Here is the Broadway Boogie-Woogie by Piet Mondrian.
Charles Bouleau claimed that Mondrian used such armatures governed by the Golden Ratio to define his compositions. Unfortunately, his demonstration of this principle was far less plausible than many of his other analyses, so we will be walking step-by-step through this connection.
Here is the unfolded half-diagonal section of the square painting, so as to form a Golden Rectangle.
The successively smaller squares constructed along this rectangle’s diagonal locate the heights of the red lines shown at left, each of which forms the top margin for one of Mondrian's streetlike color strips.
The orange rectangle at upper left is actually a Golden Rectangle in terms of proportion; its bottom edge aligns with the lower red horizontal, and its right margin defines one of the main verticals in the painting.

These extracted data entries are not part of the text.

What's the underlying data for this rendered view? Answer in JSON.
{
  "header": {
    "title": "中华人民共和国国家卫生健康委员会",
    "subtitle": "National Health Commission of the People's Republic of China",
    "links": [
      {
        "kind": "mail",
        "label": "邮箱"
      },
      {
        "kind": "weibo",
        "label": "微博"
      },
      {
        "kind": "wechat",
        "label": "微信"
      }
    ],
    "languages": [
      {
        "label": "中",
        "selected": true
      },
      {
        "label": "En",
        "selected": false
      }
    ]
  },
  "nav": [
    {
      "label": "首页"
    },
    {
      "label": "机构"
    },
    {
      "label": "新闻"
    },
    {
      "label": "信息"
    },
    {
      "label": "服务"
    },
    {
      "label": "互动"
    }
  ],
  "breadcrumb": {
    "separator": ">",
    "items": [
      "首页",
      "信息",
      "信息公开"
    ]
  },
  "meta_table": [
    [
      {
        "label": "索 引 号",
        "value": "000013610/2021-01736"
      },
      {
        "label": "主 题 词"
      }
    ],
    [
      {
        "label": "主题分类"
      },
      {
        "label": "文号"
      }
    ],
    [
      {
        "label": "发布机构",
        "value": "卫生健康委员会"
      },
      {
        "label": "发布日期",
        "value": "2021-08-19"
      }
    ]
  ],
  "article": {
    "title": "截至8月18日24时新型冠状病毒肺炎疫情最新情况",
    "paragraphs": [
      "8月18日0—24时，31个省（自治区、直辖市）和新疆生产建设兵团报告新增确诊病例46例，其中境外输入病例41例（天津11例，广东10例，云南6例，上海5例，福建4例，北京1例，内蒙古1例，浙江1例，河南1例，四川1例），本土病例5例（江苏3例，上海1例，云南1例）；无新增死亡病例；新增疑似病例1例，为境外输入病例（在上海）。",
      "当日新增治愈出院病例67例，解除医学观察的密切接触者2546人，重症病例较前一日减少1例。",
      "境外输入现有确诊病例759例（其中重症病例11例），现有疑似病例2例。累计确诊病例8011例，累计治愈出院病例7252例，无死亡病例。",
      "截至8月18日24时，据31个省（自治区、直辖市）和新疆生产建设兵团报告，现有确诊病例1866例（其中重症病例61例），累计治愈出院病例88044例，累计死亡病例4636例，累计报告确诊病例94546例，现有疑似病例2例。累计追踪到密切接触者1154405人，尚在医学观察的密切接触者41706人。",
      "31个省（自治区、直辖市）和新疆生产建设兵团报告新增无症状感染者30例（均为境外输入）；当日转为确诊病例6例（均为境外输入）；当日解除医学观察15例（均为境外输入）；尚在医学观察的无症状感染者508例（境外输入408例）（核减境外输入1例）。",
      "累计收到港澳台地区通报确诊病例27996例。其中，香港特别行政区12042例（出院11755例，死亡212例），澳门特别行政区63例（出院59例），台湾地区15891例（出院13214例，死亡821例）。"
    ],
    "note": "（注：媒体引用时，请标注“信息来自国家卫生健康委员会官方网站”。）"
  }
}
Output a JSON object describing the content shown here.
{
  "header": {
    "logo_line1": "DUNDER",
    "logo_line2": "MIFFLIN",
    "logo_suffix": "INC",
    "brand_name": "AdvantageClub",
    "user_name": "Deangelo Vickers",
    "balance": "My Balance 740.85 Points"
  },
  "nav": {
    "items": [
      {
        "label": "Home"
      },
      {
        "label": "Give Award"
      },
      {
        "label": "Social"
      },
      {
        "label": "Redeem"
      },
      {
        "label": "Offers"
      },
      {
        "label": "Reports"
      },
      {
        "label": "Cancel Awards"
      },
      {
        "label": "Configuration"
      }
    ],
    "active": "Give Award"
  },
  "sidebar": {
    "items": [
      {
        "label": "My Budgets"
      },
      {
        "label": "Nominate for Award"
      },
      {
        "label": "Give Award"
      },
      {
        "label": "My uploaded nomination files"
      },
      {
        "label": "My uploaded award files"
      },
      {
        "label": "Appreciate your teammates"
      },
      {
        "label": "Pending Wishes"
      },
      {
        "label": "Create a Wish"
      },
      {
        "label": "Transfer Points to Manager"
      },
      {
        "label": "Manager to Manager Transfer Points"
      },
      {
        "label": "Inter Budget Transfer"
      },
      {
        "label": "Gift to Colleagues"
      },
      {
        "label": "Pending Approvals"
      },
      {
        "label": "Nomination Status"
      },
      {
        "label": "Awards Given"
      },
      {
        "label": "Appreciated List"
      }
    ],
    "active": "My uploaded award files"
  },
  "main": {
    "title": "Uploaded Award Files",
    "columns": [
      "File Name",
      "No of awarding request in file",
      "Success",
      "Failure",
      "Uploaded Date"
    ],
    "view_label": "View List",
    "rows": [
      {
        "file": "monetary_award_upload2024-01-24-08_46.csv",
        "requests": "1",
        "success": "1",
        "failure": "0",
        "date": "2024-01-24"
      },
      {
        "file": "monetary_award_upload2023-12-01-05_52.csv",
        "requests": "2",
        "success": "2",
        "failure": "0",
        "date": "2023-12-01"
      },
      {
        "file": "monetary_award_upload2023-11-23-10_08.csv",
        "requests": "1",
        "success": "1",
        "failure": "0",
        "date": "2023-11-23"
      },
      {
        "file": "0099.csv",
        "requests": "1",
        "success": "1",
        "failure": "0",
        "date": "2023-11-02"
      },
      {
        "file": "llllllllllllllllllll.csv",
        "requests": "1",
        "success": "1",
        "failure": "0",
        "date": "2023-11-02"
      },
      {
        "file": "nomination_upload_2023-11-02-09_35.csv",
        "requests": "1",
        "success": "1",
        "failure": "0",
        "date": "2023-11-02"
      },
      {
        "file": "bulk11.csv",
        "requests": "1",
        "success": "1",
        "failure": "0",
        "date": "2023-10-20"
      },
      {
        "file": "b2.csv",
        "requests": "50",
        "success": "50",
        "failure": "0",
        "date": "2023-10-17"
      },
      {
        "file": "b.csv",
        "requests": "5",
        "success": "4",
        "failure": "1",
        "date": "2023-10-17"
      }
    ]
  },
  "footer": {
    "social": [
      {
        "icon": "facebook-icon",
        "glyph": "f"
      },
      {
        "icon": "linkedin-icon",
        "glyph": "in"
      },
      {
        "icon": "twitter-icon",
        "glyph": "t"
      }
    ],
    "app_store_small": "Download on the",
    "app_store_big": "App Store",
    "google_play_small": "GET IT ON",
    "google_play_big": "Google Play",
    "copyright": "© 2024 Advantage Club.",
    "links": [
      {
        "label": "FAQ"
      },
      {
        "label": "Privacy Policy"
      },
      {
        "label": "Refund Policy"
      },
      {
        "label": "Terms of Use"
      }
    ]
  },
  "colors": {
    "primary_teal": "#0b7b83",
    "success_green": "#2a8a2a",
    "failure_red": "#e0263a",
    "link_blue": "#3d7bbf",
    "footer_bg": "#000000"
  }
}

An arc swung up from the lower right corner of the painting through the intersection of this vertical and the second horizontal rises to height .441, a level through which is a green horizontal, which again forms the top edge of a color strip. The green rectangle and square above this level locate the right edges of two vertical color strips.
The blue square and rectangle within the green square serve a similar function on a smaller scale.
A few more constructions based on diagonals locate features such as the large blue rectangle in the painting’s upper right quadrant, and the horizontal color strip immediately above it, at height .842. With its insistently rectilinear articulation, Broadway Boogie Woogie might seem to represent the very antithesis of compass-based circular thinking. To the extent that its proportions were based on those of the Golden Rectangle, though, it contains circles below its surface.
This painting is the property of the Museum of Modern Art in New York.